I have a large (~70MB) shapefile of roads and want to convert this to a raster with road density in each cell. Ideally I'd like to do this in R along with GDAL command line tools if necessary.
My initial approach was to directly calculate the lengths of line segments in each cell as per this thread. This produces the desired results, but is quite slow even for shapefiles much smaller than mine. Here's a very simplified example for which the correct cell values are obvious:
require(sp)
require(raster)
require(rgeos)
require(RColorBrewer)
# Create some sample lines
l1 <- Lines(Line(cbind(c(0,1),c(.25,0.25))), ID="a")
l2 <- Lines(Line(cbind(c(0.25,0.25),c(0,1))), ID="b")

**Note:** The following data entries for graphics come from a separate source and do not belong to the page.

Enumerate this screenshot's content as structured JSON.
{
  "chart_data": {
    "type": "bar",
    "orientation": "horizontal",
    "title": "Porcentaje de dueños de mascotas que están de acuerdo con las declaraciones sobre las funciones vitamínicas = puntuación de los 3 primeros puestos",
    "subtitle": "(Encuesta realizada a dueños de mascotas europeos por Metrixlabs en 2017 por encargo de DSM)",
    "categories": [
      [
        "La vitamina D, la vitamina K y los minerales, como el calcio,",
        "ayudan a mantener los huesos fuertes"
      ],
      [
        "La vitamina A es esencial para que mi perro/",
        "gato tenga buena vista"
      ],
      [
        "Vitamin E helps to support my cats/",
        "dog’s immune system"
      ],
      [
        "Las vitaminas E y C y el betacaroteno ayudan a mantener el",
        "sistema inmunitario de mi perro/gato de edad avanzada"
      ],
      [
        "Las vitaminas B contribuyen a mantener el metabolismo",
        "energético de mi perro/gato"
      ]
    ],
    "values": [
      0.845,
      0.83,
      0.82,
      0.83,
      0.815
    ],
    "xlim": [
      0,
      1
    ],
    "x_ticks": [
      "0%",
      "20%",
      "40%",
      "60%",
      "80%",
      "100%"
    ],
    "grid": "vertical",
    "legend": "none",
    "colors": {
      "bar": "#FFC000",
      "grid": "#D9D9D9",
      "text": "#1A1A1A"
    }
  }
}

sl <- SpatialLines(list(l1,l2))
# Function to calculate lengths of lines in given raster cell
lengthInCell <- function(i, r, l) {
r[i] <- 1
rpoly <- rasterToPolygons(r, na.rm=T)
lc <- crop(l, rpoly)
if (!is.null(lc)) {
return(gLength(lc))
} else {
return(0)
}
}
# Make template
rLength <- raster(extent(sl), res=0.5)
# Calculate lengths
lengths <- sapply(1:ncell(rLength), lengthInCell, rLength, sl)
rLength[] <- lengths
# Plot results
spplot(rLength, scales = list(draw=TRUE), xlab="x", ylab="y",
col.regions=colorRampPalette(brewer.pal(9, "YlOrRd")),
sp.layout=list("sp.lines", sl),
par.settings=list(fontsize=list(text=15)))
round(as.matrix(rLength),3)
#### Results
[,1] [,2]
[1,] 0.5 0.0
[2,] 1.0 0.5
Looks good, but not scaleable! In a couple other questions the spatstat::density.psp()
function has been recommended for this task. This function uses a kernel density approach. I am able to implement it and it seem faster than the above approach, but I'm unclear how to choose the parameters or interpret the results. Here's the above example using density.psp()
:
require(spatstat)
require(maptools)
# Convert SpatialLines to psp object using maptools library
pspSl <- as.psp(sl)
# Kernel density, sigma chosen more or less arbitrarily
d <- density(pspSl, sigma=0.01, eps=0.5)
# Convert to raster
rKernDensity <- raster(d)
# Values:
round(as.matrix(rKernDensity),3)
#### Results
[,1] [,2]
[1,] 0.100 0.0
[2,] 0.201 0.1
I thought it might be the case that the kernel approach calculates density as opposed to length per cell, so I converted:
# Convert from density to length per cell for comparison
rKernLength <- rKernDensity * res(rKernDensity)[1] * res(rKernDensity)[2]
round(as.matrix(rKernLength),3)
#### Results
[,1] [,2]
[1,] 0.025 0.000
[2,] 0.050 0.025
But, in neither case, does the kernel approach come close to aligning with the more direct approach above.
So, my questions are:
- How can I interpret the output of the
density.psp
function? What are the units? - How can I choose the
sigma
parameter indensity.psp
so the results align with the more direct, intuitive approach above? - Bonus: what is the kernel line density actually doing? I have some sense for how these approaches work for points, but don't see how that extends to lines.